MARCO AVANZINI*,1, FABIO M. DALLA VECCHIA2, PAOLO MIETTO3, DANIELE PIUBELLI3, NEREO PRETO3, MANUEL RIGO3 and GUIDO ROGHI4

1 Museo Tridentino di Scienze Naturali, Via Calepina, 14, 38100, Trento, Italy, and Dipartimento di Scienze della Terra, Università di Padova, Via Giotto, 1, 35137, Padua, Italy
2 Museo Friulano di Storia Naturale, Via Marangoni, 39, I-33100, Udine, Italy
3 Dipartimento di Scienze della Terra, Università di Padova, Via Giotto, 1, 35137, Padua, Italy
4 Istituto di Geoscienze e Georisorse, C.so Garibaldi, 37, 3513, Padua, Italy avanzini{at}mtsn.tn.it

We interpret 13 large subcircular or horseshoe-shaped depressions discovered in Late Triassic peritidal carbonate rocks of the Dogna Valley in Udine Province, northeastern Italy, to be reptile nests.

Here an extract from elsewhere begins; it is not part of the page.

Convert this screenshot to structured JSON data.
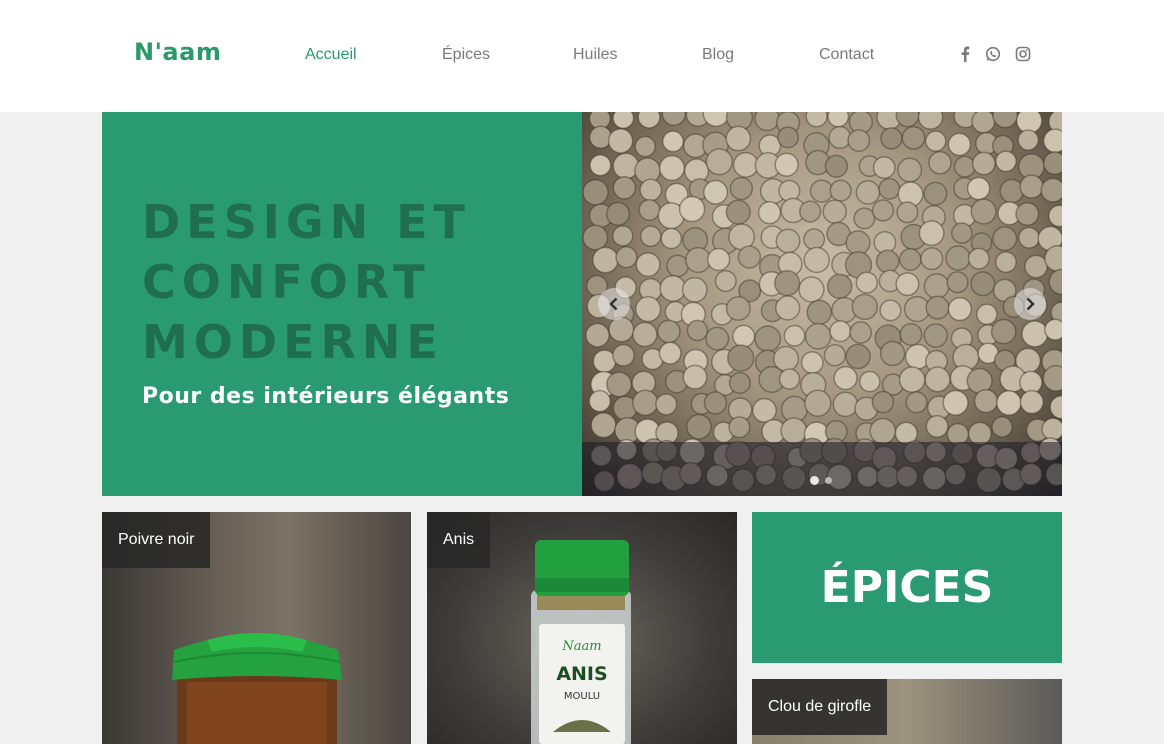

These trace fossils show truncation of strata, elevated ridges of massive sediment, and sediment infill within the depression differing in shape and sedimentary structures from the host sediment. The palynological assemblage of a shaly interbed close to the nest layer indicates a Tuvalian age (late Carnian). Archosaurian footprints, produced possibly by aetosaurs, are on a surface 130 cm above the nest-bearing layer. The trackmakers are considered the most probable nest makers.